Максим, опустившись на колено, принялся бинтовать свежезашитую рану. Даже находясь в таком вот положении, Оболенский не чувствовал себя униженным. Он помогал братишке, боевому товарищу. Тому, с кем делили и последнюю крошку хлеба, и последние патроны. Тому, с кем его связывало нечто большее, чем просто дружба.
– Мальчики! – заскреблась под дверью Лиза. – Вы там скоро? У нас все готово!
– Уже выходим! – Услышав голос любимой, Артем разом оживился, как будто кто-то вдохнул в измученное тело новые силы.
…Команда собралась за столом в гостиной самолета Малышева. До посадки оставалось еще что-то около часа. Так почему бы и не провести это время за столом?! Тем более что повод был.
Расселись. Бортпроводница, закончив накрывать, хотела было ускользнуть в свой отсек, но ей не позволили этого сделать. Шовкат, сверкая белоснежными зубами, поймал женщину за локоть, придержал.
– Анечка! Неужели вы нас бросите?
– Я на работе, – как могла отбивалась женщина. – Мне нельзя…
– Но вас же никто не заставляет пить.

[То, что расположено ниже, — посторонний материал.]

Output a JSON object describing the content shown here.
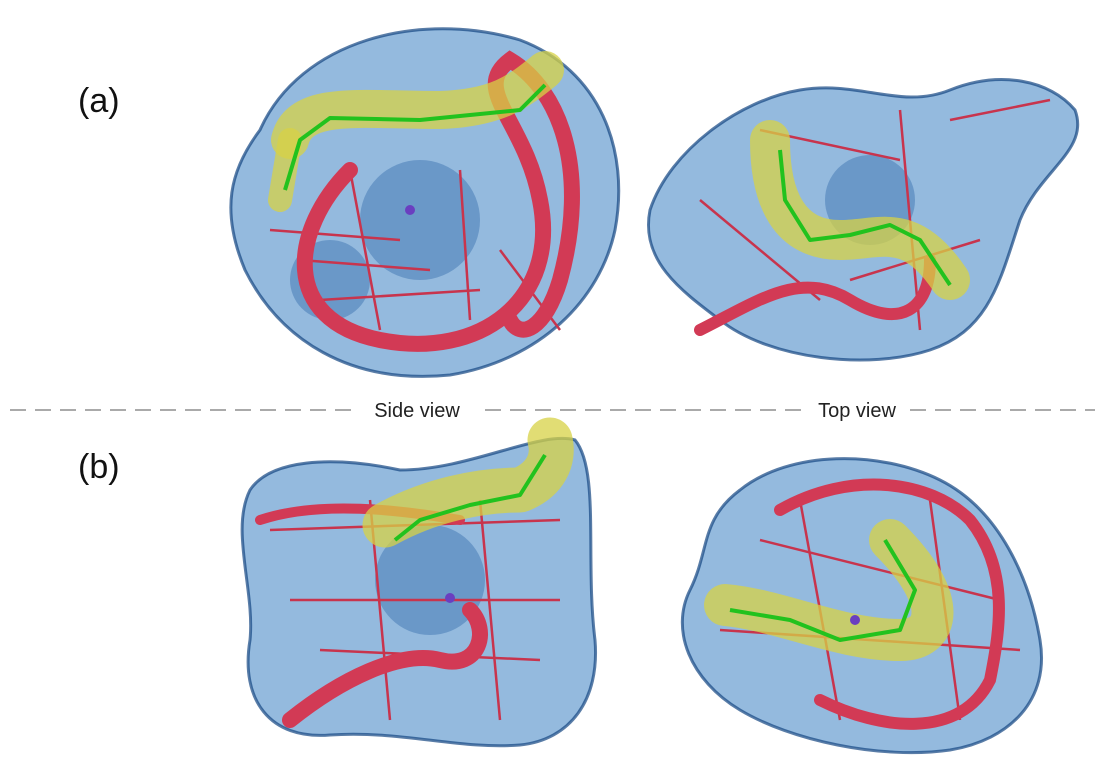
{
  "panels": [
    {
      "label": "(a)"
    },
    {
      "label": "(b)"
    }
  ],
  "views": [
    "Side view",
    "Top view"
  ]
}
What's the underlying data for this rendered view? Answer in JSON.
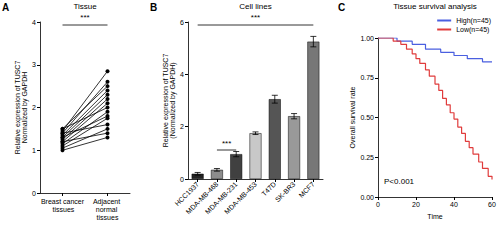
{
  "chart_data": [
    {
      "type": "line",
      "panel": "A",
      "title": "Tissue",
      "ylabel": "Relative expression of TUSC7\nNormalized by GAPDH",
      "categories": [
        "Breast cancer tissues",
        "Adjacent normal tissues"
      ],
      "color": "#000000",
      "marker": "circle",
      "series": [
        {
          "values": [
            1.45,
            2.85
          ]
        },
        {
          "values": [
            1.4,
            2.6
          ]
        },
        {
          "values": [
            1.5,
            2.5
          ]
        },
        {
          "values": [
            1.35,
            2.4
          ]
        },
        {
          "values": [
            1.3,
            2.3
          ]
        },
        {
          "values": [
            1.25,
            2.2
          ]
        },
        {
          "values": [
            1.2,
            2.1
          ]
        },
        {
          "values": [
            1.5,
            2.0
          ]
        },
        {
          "values": [
            1.15,
            1.9
          ]
        },
        {
          "values": [
            1.3,
            1.8
          ]
        },
        {
          "values": [
            1.1,
            1.75
          ]
        },
        {
          "values": [
            1.4,
            1.6
          ]
        },
        {
          "values": [
            1.05,
            1.5
          ]
        },
        {
          "values": [
            1.2,
            1.4
          ]
        },
        {
          "values": [
            1.0,
            1.3
          ]
        }
      ],
      "ylim": [
        0,
        4
      ],
      "yticks": [
        0,
        1,
        2,
        3,
        4
      ],
      "grid": false,
      "annotations": [
        "***"
      ]
    },
    {
      "type": "bar",
      "panel": "B",
      "title": "Cell lines",
      "ylabel": "Relative expression of TUSC7\n(Normalized by GAPDH)",
      "categories": [
        "HCC1937",
        "MDA-MB-468",
        "MDA-MB-231",
        "MDA-MB-453",
        "T47D",
        "SK-BR3",
        "MCF7"
      ],
      "values": [
        0.2,
        0.35,
        0.95,
        1.75,
        3.05,
        2.4,
        5.25
      ],
      "errors": [
        0.05,
        0.05,
        0.1,
        0.05,
        0.15,
        0.1,
        0.2
      ],
      "colors": [
        "#222222",
        "#8c8c8c",
        "#404040",
        "#c8c8c8",
        "#555555",
        "#999999",
        "#777777"
      ],
      "ylim": [
        0,
        6
      ],
      "yticks": [
        0,
        2,
        4,
        6
      ],
      "grid": false,
      "annotations": [
        "***",
        "***"
      ]
    },
    {
      "type": "line",
      "panel": "C",
      "title": "Tissue survival analysis",
      "xlabel": "Time",
      "ylabel": "Overall survival rate",
      "line_style": "step",
      "marker": "none",
      "legend": "top-right",
      "series": [
        {
          "name": "High(n=45)",
          "color": "#4a5fe0",
          "x": [
            0,
            10,
            18,
            25,
            33,
            40,
            47,
            55,
            60
          ],
          "values": [
            1.0,
            0.98,
            0.96,
            0.93,
            0.91,
            0.89,
            0.87,
            0.85,
            0.85
          ]
        },
        {
          "name": "Low(n=45)",
          "color": "#e03c3c",
          "x": [
            0,
            8,
            12,
            15,
            18,
            20,
            22,
            25,
            27,
            30,
            32,
            34,
            36,
            38,
            40,
            42,
            44,
            46,
            48,
            50,
            53,
            55,
            58,
            60
          ],
          "values": [
            1.0,
            0.98,
            0.96,
            0.93,
            0.9,
            0.87,
            0.84,
            0.8,
            0.76,
            0.71,
            0.67,
            0.62,
            0.58,
            0.53,
            0.49,
            0.44,
            0.4,
            0.35,
            0.31,
            0.27,
            0.22,
            0.18,
            0.13,
            0.11
          ]
        }
      ],
      "xlim": [
        0,
        60
      ],
      "xticks": [
        0,
        20,
        40,
        60
      ],
      "ylim": [
        0,
        1.0
      ],
      "yticks": [
        {
          "value": 0,
          "label": "0.00"
        },
        {
          "value": 0.25,
          "label": "0.25"
        },
        {
          "value": 0.5,
          "label": "0.50"
        },
        {
          "value": 0.75,
          "label": "0.75"
        },
        {
          "value": 1.0,
          "label": "1.00"
        }
      ],
      "grid": false,
      "annotations": [
        "P<0.001"
      ]
    }
  ]
}
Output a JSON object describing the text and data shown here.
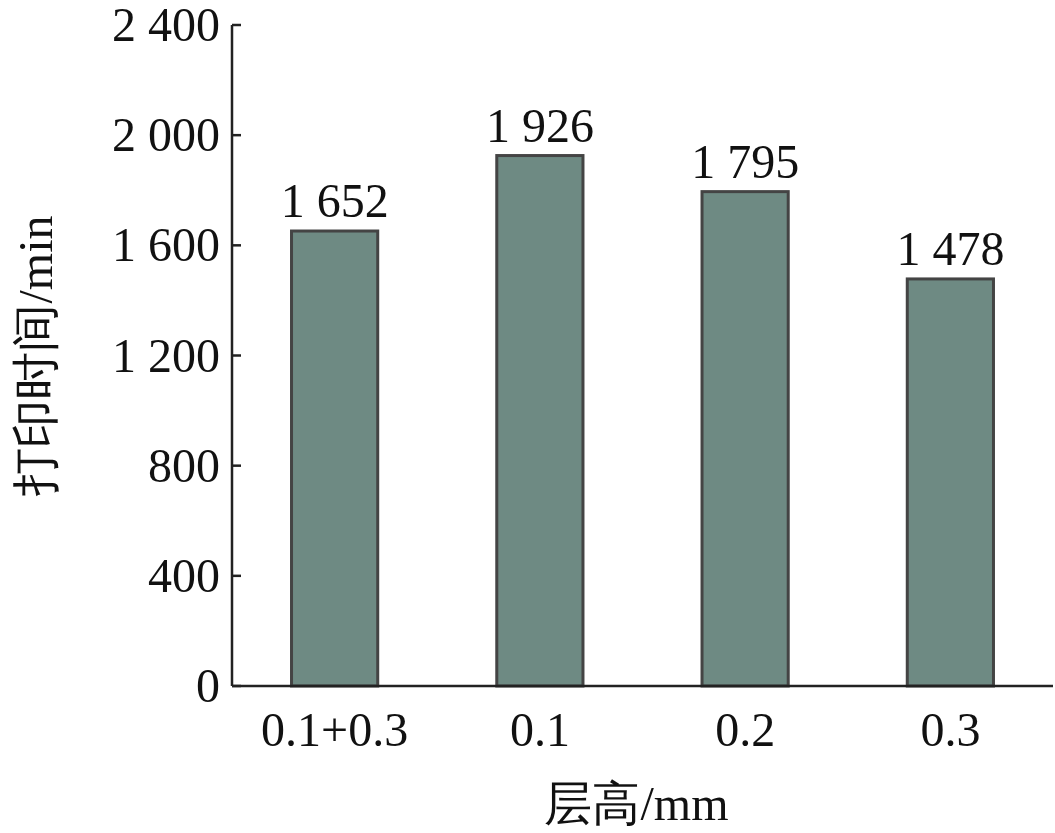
{
  "chart_data": {
    "type": "bar",
    "xlabel": "层高/mm",
    "ylabel": "打印时间/min",
    "categories": [
      "0.1+0.3",
      "0.1",
      "0.2",
      "0.3"
    ],
    "values": [
      1652,
      1926,
      1795,
      1478
    ],
    "value_labels": [
      "1 652",
      "1 926",
      "1 795",
      "1 478"
    ],
    "color": "#6e8a83",
    "ylim": [
      0,
      2400
    ],
    "yticks": [
      0,
      400,
      800,
      {
        "value": 1200,
        "label": "1 200"
      },
      {
        "value": 1600,
        "label": "1 600"
      },
      {
        "value": 2000,
        "label": "2 000"
      },
      {
        "value": 2400,
        "label": "2 400"
      }
    ],
    "grid": false
  }
}
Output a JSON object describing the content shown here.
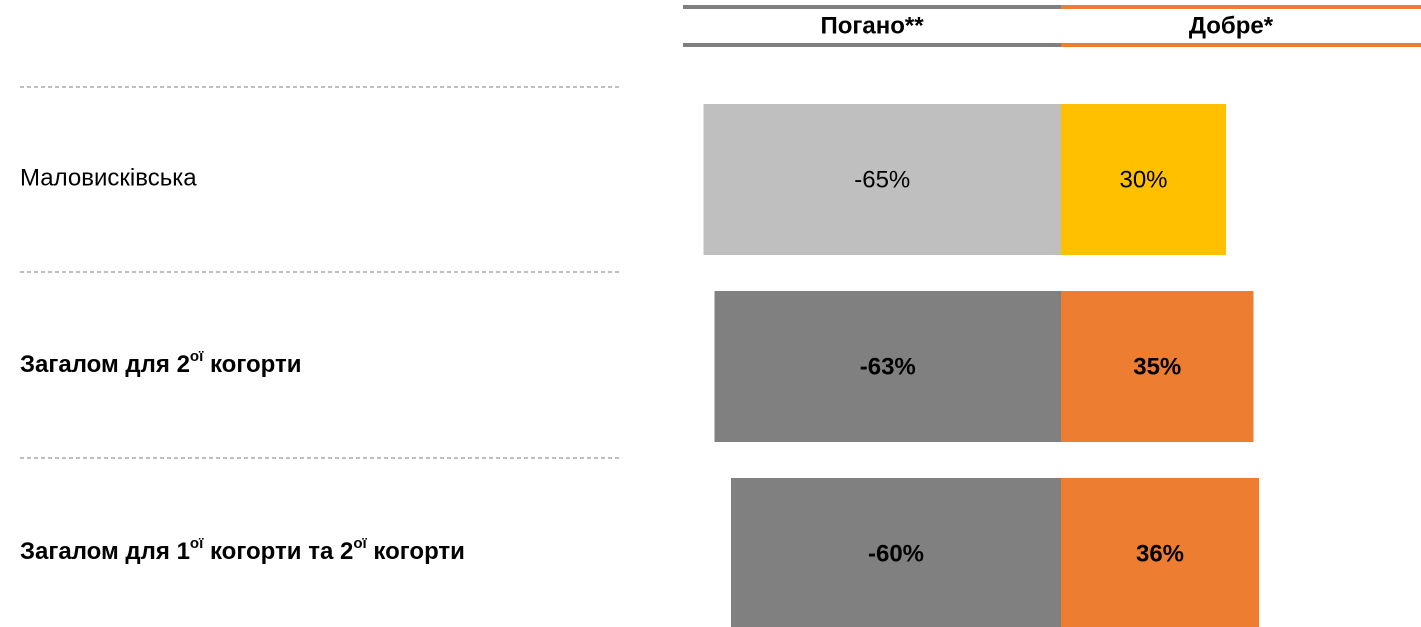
{
  "chart_data": {
    "type": "diverging-bar",
    "categories": [
      "Маловисківська",
      "Загалом для 2ої  когорти",
      "Загалом для 1ої когорти та 2ої когорти"
    ],
    "bold": [
      false,
      true,
      true
    ],
    "xlim": [
      -70,
      40
    ],
    "series": [
      {
        "name": "Погано**",
        "color": "#7f7f7f",
        "colors": [
          "#bfbfbf",
          "#808080",
          "#808080"
        ],
        "values": [
          -65,
          -63,
          -60
        ],
        "value_labels": [
          "-65%",
          "-63%",
          "-60%"
        ]
      },
      {
        "name": "Добре*",
        "color": "#ed7d31",
        "colors": [
          "#ffc000",
          "#ed7d31",
          "#ed7d31"
        ],
        "values": [
          30,
          35,
          36
        ],
        "value_labels": [
          "30%",
          "35%",
          "36%"
        ]
      }
    ]
  }
}
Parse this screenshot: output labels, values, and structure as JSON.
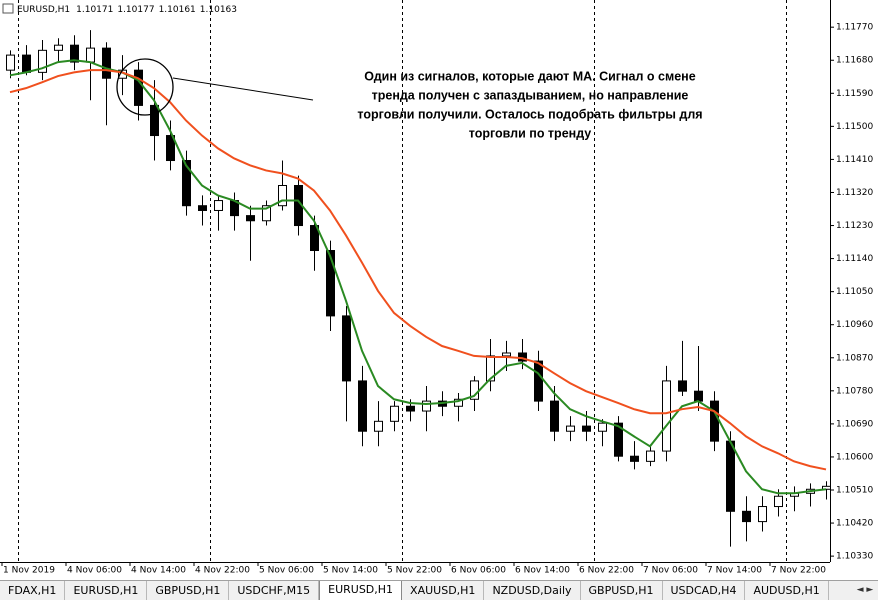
{
  "chart_data": {
    "type": "candlestick",
    "title": "EURUSD,H1",
    "header_values": [
      1.10171,
      1.10177,
      1.10161,
      1.10163
    ],
    "annotation": [
      "Один из сигналов, которые дают МА. Сигнал о смене",
      "тренда получен с запаздыванием, но направление",
      "торговли получили. Осталось подобрать фильтры для",
      "торговли по тренду"
    ],
    "categories": [
      "1 Nov 2019",
      null,
      null,
      null,
      "4 Nov 06:00",
      null,
      null,
      null,
      "4 Nov 14:00",
      null,
      null,
      null,
      "4 Nov 22:00",
      null,
      null,
      null,
      "5 Nov 06:00",
      null,
      null,
      null,
      "5 Nov 14:00",
      null,
      null,
      null,
      "5 Nov 22:00",
      null,
      null,
      null,
      "6 Nov 06:00",
      null,
      null,
      null,
      "6 Nov 14:00",
      null,
      null,
      null,
      "6 Nov 22:00",
      null,
      null,
      null,
      "7 Nov 06:00",
      null,
      null,
      null,
      "7 Nov 14:00",
      null,
      null,
      null,
      "7 Nov 22:00",
      null,
      null,
      null
    ],
    "open": [
      1.11653,
      1.11694,
      1.11647,
      1.11707,
      1.11721,
      1.11675,
      1.11713,
      1.11631,
      1.11653,
      1.11557,
      1.11475,
      1.11407,
      1.11284,
      1.11271,
      1.11298,
      1.11257,
      1.11243,
      1.11284,
      1.11339,
      1.1123,
      1.11162,
      1.10984,
      1.10807,
      1.1067,
      1.10697,
      1.10738,
      1.10725,
      1.10752,
      1.10738,
      1.10757,
      1.10807,
      1.10875,
      1.10883,
      1.10861,
      1.10752,
      1.1067,
      1.10684,
      1.1067,
      1.10692,
      1.10602,
      1.10588,
      1.10616,
      1.10807,
      1.10779,
      1.10752,
      1.10643,
      1.10452,
      1.10424,
      1.10465,
      1.10493,
      1.10501,
      1.10512
    ],
    "high": [
      1.11707,
      1.11721,
      1.11735,
      1.1174,
      1.11748,
      1.11762,
      1.11729,
      1.11694,
      1.11675,
      1.11626,
      1.11516,
      1.11434,
      1.11312,
      1.11312,
      1.1132,
      1.11284,
      1.11298,
      1.11407,
      1.11366,
      1.11257,
      1.11189,
      1.11011,
      1.10848,
      1.10752,
      1.10752,
      1.10757,
      1.10793,
      1.10779,
      1.10774,
      1.1082,
      1.10921,
      1.10916,
      1.10921,
      1.10889,
      1.10793,
      1.10711,
      1.10725,
      1.10703,
      1.10711,
      1.10643,
      1.10629,
      1.10848,
      1.10916,
      1.10902,
      1.10779,
      1.1067,
      1.10493,
      1.10493,
      1.10512,
      1.1052,
      1.10528,
      1.10534
    ],
    "low": [
      1.11631,
      1.11639,
      1.11626,
      1.11675,
      1.11653,
      1.11571,
      1.11503,
      1.11585,
      1.11516,
      1.11407,
      1.1138,
      1.11257,
      1.1123,
      1.11216,
      1.11216,
      1.11134,
      1.1123,
      1.11271,
      1.11203,
      1.11107,
      1.10943,
      1.10697,
      1.10629,
      1.10629,
      1.1067,
      1.10697,
      1.1067,
      1.10711,
      1.10697,
      1.10725,
      1.10779,
      1.10834,
      1.10839,
      1.10725,
      1.10643,
      1.10643,
      1.10643,
      1.10629,
      1.10588,
      1.10566,
      1.10575,
      1.10588,
      1.10766,
      1.10725,
      1.10616,
      1.10356,
      1.1037,
      1.10397,
      1.10438,
      1.10452,
      1.10465,
      1.10484
    ],
    "close": [
      1.11694,
      1.11647,
      1.11707,
      1.11721,
      1.11675,
      1.11713,
      1.11631,
      1.11653,
      1.11557,
      1.11475,
      1.11407,
      1.11284,
      1.11271,
      1.11298,
      1.11257,
      1.11243,
      1.11284,
      1.11339,
      1.1123,
      1.11162,
      1.10984,
      1.10807,
      1.1067,
      1.10697,
      1.10738,
      1.10725,
      1.10752,
      1.10738,
      1.10757,
      1.10807,
      1.10875,
      1.10883,
      1.10861,
      1.10752,
      1.1067,
      1.10684,
      1.1067,
      1.10692,
      1.10602,
      1.10588,
      1.10616,
      1.10807,
      1.10779,
      1.10752,
      1.10643,
      1.10452,
      1.10424,
      1.10465,
      1.10493,
      1.10501,
      1.10512,
      1.1052
    ],
    "up_color": "#ffffff",
    "down_color": "#000000",
    "moving_averages": [
      {
        "color": "#2a8a22",
        "values": [
          1.11639,
          1.11647,
          1.11658,
          1.11675,
          1.1168,
          1.11675,
          1.11658,
          1.11647,
          1.11626,
          1.11571,
          1.11489,
          1.11394,
          1.11339,
          1.11312,
          1.11298,
          1.11276,
          1.11276,
          1.11298,
          1.11298,
          1.11243,
          1.11148,
          1.11025,
          1.10889,
          1.10793,
          1.10757,
          1.10747,
          1.10744,
          1.10747,
          1.10752,
          1.10766,
          1.10812,
          1.10848,
          1.10856,
          1.10828,
          1.10774,
          1.1073,
          1.10711,
          1.10697,
          1.10684,
          1.10656,
          1.10629,
          1.10684,
          1.10738,
          1.10752,
          1.10725,
          1.10643,
          1.10561,
          1.10512,
          1.10501,
          1.10501,
          1.10507,
          1.10512
        ]
      },
      {
        "color": "#f0501e",
        "values": [
          1.11593,
          1.11604,
          1.1162,
          1.11637,
          1.11647,
          1.11653,
          1.11653,
          1.11647,
          1.11631,
          1.11604,
          1.11566,
          1.11516,
          1.11475,
          1.1144,
          1.11413,
          1.11394,
          1.1138,
          1.11372,
          1.11358,
          1.11325,
          1.11271,
          1.11203,
          1.11129,
          1.11052,
          1.10992,
          1.10957,
          1.10927,
          1.10902,
          1.10889,
          1.10875,
          1.10872,
          1.10872,
          1.10869,
          1.10856,
          1.10828,
          1.10801,
          1.10779,
          1.10763,
          1.10747,
          1.1073,
          1.10719,
          1.10719,
          1.1073,
          1.10736,
          1.10725,
          1.10692,
          1.10656,
          1.10629,
          1.1061,
          1.10588,
          1.10575,
          1.10566
        ]
      }
    ],
    "ylim": [
      1.10314,
      1.11844
    ],
    "yticks": [
      {
        "value": 1.1177,
        "label": "1.11770"
      },
      {
        "value": 1.1168,
        "label": "1.11680"
      },
      {
        "value": 1.1159,
        "label": "1.11590"
      },
      {
        "value": 1.115,
        "label": "1.11500"
      },
      {
        "value": 1.1141,
        "label": "1.11410"
      },
      {
        "value": 1.1132,
        "label": "1.11320"
      },
      {
        "value": 1.1123,
        "label": "1.11230"
      },
      {
        "value": 1.1114,
        "label": "1.11140"
      },
      {
        "value": 1.1105,
        "label": "1.11050"
      },
      {
        "value": 1.1096,
        "label": "1.10960"
      },
      {
        "value": 1.1087,
        "label": "1.10870"
      },
      {
        "value": 1.1078,
        "label": "1.10780"
      },
      {
        "value": 1.1069,
        "label": "1.10690"
      },
      {
        "value": 1.106,
        "label": "1.10600"
      },
      {
        "value": 1.1051,
        "label": "1.10510"
      },
      {
        "value": 1.1042,
        "label": "1.10420"
      },
      {
        "value": 1.1033,
        "label": "1.10330"
      }
    ],
    "grid": false
  },
  "tabs": [
    "FDAX,H1",
    "EURUSD,H1",
    "GBPUSD,H1",
    "USDCHF,M15",
    "EURUSD,H1",
    "XAUUSD,H1",
    "NZDUSD,Daily",
    "GBPUSD,H1",
    "USDCAD,H4",
    "AUDUSD,H1"
  ],
  "active_tab": 4
}
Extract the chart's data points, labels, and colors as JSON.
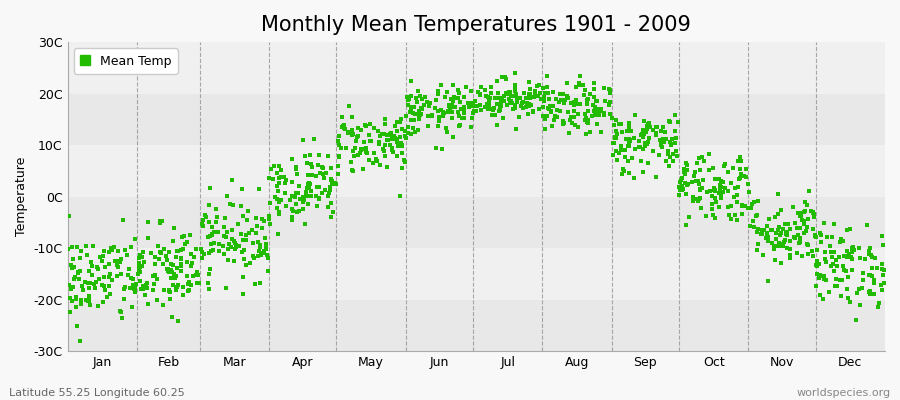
{
  "title": "Monthly Mean Temperatures 1901 - 2009",
  "ylabel": "Temperature",
  "ylim": [
    -30,
    30
  ],
  "yticks": [
    -30,
    -20,
    -10,
    0,
    10,
    20,
    30
  ],
  "ytick_labels": [
    "-30C",
    "-20C",
    "-10C",
    "0C",
    "10C",
    "20C",
    "30C"
  ],
  "months": [
    "Jan",
    "Feb",
    "Mar",
    "Apr",
    "May",
    "Jun",
    "Jul",
    "Aug",
    "Sep",
    "Oct",
    "Nov",
    "Dec"
  ],
  "month_days": [
    31,
    28,
    31,
    30,
    31,
    30,
    31,
    31,
    30,
    31,
    30,
    31
  ],
  "month_means": [
    -16.0,
    -14.5,
    -8.0,
    2.0,
    10.5,
    16.5,
    19.0,
    17.0,
    10.5,
    2.0,
    -6.5,
    -13.5
  ],
  "month_stds": [
    4.5,
    4.5,
    4.0,
    3.5,
    3.0,
    2.5,
    2.0,
    2.5,
    3.0,
    3.5,
    3.5,
    4.0
  ],
  "n_years": 109,
  "random_seed": 42,
  "dot_color": "#22bb00",
  "dot_size": 5,
  "dot_marker": "s",
  "fig_bg_color": "#f8f8f8",
  "plot_bg_color": "#f8f8f8",
  "band_colors": [
    "#f0f0f0",
    "#e8e8e8"
  ],
  "grid_color": "#888888",
  "legend_label": "Mean Temp",
  "bottom_left_text": "Latitude 55.25 Longitude 60.25",
  "bottom_right_text": "worldspecies.org",
  "title_fontsize": 15,
  "axis_label_fontsize": 9,
  "tick_fontsize": 9,
  "annotation_fontsize": 8
}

Просто посидите с нами, скрасите мужское суровое общество…
Уболтали, красноречивые… И было бы странно, если бы получилось по-другому.
– А сейчас Чебурашка скажет речь… – заявил Максим после того, как налили по первой. И кивнул Скопцову: – Давай, Вася!
– Ну, первый тост – дежурный, – встал с места Василий. – Традиционный. Его знают все, кто собрался за этим столом. Поэтому я прошу всех меня поддержать!
– Ты, главное, начинай, – махнул рукой Максим. – А там видно будет.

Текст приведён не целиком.